Mack began to pace. “That’s a big leap.”

“Not really,” Paul said. “It makes sense. If her nightmares have been increasing, it’s because the shield has been thinning. Memories are surfacing. The hood over her face for so long, the threats and being unable to breathe properly will most likely trigger even more memories, and she’ll be confused. The pain is excruciating, by the way. It does feel as if the skin is being ripped away. In a way, it is. Like I said, that shield has become part of her physical makeup.”

“Is there a way to make it more bearable for her?” Gideon asked.

“I can try if she’ll allow me to. I need to rest, Gideon. I’m going to use one of your spare bedrooms for an hour. If she wakes up, tell her she isn’t a threat to anyone, least of all you, and I can help her with her breathing problems.”

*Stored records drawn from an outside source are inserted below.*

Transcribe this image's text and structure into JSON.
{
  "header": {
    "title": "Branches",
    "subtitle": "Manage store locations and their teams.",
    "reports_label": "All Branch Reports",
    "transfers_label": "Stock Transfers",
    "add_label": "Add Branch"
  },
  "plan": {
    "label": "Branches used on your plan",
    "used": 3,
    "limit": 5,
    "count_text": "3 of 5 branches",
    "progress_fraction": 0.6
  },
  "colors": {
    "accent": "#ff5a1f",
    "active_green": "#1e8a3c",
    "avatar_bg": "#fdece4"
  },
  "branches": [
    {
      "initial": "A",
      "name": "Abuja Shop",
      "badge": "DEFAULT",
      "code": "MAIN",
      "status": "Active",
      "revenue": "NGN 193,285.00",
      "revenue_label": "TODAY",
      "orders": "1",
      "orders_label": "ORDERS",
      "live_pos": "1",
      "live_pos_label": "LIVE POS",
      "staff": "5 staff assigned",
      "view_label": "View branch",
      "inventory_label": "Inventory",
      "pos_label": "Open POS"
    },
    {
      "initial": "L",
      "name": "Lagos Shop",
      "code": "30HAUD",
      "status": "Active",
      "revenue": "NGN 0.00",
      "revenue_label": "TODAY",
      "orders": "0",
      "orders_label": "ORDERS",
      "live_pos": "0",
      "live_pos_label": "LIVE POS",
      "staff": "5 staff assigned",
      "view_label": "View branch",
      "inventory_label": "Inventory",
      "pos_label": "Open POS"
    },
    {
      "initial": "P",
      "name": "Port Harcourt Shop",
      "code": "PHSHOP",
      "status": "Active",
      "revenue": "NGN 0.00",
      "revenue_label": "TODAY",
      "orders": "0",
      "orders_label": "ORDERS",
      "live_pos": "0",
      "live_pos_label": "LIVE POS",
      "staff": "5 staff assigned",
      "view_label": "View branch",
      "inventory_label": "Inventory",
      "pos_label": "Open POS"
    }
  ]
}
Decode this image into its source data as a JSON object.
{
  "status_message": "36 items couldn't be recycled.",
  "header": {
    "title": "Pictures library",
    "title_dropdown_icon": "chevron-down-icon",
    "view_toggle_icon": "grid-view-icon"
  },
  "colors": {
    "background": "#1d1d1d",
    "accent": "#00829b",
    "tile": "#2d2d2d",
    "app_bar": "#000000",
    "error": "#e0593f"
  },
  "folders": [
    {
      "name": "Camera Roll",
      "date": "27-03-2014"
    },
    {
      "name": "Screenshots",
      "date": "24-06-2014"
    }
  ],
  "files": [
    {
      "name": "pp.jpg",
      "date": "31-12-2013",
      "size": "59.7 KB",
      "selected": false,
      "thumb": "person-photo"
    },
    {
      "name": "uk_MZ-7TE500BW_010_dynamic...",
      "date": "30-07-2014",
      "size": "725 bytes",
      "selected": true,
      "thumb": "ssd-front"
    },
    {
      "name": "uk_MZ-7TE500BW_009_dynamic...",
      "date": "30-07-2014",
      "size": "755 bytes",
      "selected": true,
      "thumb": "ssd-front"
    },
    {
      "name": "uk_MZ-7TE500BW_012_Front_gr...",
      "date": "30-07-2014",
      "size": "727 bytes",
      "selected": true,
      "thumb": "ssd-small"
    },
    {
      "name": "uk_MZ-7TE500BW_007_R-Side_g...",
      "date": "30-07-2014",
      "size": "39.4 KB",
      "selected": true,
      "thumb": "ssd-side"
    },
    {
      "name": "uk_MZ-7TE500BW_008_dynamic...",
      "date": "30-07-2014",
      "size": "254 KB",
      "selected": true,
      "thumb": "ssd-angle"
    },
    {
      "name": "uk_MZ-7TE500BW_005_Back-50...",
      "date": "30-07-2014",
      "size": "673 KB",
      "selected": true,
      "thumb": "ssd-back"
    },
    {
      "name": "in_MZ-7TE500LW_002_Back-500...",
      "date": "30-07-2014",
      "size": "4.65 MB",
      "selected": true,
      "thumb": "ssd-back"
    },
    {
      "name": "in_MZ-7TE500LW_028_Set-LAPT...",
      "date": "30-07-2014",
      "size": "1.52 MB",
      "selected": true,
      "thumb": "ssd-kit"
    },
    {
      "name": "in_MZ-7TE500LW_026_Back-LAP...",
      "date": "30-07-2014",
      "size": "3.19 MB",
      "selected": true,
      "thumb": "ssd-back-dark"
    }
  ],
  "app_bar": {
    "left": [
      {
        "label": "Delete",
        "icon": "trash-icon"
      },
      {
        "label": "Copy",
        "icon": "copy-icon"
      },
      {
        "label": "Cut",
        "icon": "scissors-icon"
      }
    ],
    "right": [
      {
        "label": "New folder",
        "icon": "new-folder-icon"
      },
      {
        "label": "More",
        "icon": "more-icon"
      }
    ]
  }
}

Paul pushed up from the chairs, his movements heavier than his usual easy gait. He left the room without a backward glance.

“That was an unexpected diagnosis,” Mack said. “A kid building that dense of a shield that none of us could penetrate it. Not even Whitney. She hid from him right out in the open for years.”

Gideon took Rory’s hand and brought it to his chest. “I want a few minutes with these men before we kill them.”

“Gideon, you know we’re going to have to let Larrsen know she’s alive and that we’ve got cameras set up to catch whoever took her. He’s a decent cop. As much as I want to do a little revenge on them, they killed a detective. We need to let them handle it. If they manage to slip through the cracks, then it will be our turn.”

“We can claim military jurisdiction, say it’s classified and take it out of their hands,” Gideon pointed out.

“I understand how you feel.”

“Do you? If this was Jaimie lying here, Mack, would you turn it over to the detective and just walk away? Because I don’t believe you would. I know you. You’d hunt them down and slit their throats.”

Mack was silent for a long time, and then he began to pace. “Yeah. That’s exactly what I would do, but it wouldn’t be right, Gideon. I’m trying to think what your woman would want you to do. I know Jaimie wouldn’t want me to do it. Would Rory? Because she doesn’t seem like a woman who would tell you to go find them and cut off their balls for her. I think she’d ask you to call Larrsen. I could be wrong.” He turned back to face Gideon. “You know her a hell of a lot better than I do.”